O levantamento abrange tanto produtos nacionais quanto importados, destacando uma variação significativa nas vendas ao longo do período. No segundo trimestre, as vendas da indústria para os canais de distribuição apresentaram uma queda de 14% para os vinhos nacionais, enquanto as importações avançaram 15%. Essa dinâmica reflete a crescente demanda por vinhos importados, que, entre os vinhos tranquilos, apresentaram um aumento de 10% em volume no semestre.
Os vinhos nacionais, que iniciaram o ano com um desempenho positivo, encerraram os seis primeiros meses em um cenário negativo, influenciados pela desaceleração verificada no segundo trimestre.
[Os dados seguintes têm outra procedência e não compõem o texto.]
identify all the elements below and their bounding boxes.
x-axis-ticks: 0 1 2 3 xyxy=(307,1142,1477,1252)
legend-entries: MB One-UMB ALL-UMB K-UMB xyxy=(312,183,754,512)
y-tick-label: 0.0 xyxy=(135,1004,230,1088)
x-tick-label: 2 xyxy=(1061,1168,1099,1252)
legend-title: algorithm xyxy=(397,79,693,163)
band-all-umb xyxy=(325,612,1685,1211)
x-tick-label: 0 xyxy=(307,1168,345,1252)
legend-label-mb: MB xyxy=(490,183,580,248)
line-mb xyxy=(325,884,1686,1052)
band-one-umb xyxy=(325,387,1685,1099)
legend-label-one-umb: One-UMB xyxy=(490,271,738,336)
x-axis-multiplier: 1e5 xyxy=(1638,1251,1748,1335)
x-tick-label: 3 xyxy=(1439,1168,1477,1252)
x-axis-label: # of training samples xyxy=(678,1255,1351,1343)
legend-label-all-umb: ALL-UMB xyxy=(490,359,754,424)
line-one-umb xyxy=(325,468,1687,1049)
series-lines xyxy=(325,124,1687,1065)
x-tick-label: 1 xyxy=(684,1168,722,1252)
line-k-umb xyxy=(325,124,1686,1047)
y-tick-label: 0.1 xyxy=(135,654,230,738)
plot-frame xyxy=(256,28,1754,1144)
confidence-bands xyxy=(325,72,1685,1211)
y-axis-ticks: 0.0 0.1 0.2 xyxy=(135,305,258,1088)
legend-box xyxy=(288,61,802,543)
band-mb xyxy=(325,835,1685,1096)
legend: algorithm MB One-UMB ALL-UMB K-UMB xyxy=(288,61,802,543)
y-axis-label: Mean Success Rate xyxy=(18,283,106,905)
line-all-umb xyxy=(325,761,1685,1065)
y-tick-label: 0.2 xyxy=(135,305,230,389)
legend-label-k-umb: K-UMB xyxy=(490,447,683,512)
Em contrapartida, os espumantes produzidos no Brasil mostraram um avanço, enquanto os importados recuaram 7%. No varejo, os espumantes mantiveram um crescimento consistente tanto em volume quanto em valor, mesmo durante o período da Copa do Mundo.
A preferência dos consumidores ainda se inclina para os vinhos tintos, que cresceram 7% em volume e agora representam 74% do mercado. Os vinhos brancos ocupam 20% do espaço, enquanto os rosés, que tiveram uma retração de 2,9% em volume, são responsáveis por apenas 6%. De acordo com a Ideal BI, o mercado também está passando por um processo de premiumização, onde os vinhos de maior valor agregado estão apresentando desempenho superior em relação aos produtos de entrada.
Embora o setor esteja em crescimento, enfrenta um cenário de estoques elevados, o que aumenta a competitividade entre as marcas e pode impactar os preços e as margens. A Ideal BI ressalta que o Brasil continua sendo um mercado promissor para produtores e importadores, especialmente devido ao baixo consumo per capita e ao espaço disponível para expansão. No cenário global, o Brasil ocupa a 15ª posição em valor e a 16ª em volume quando considerado o mercado total. Quando se analisam apenas os vinhos engarrafados de até dois litros, o país avança para a 13ª posição em valor e a 8ª em volume no mundo.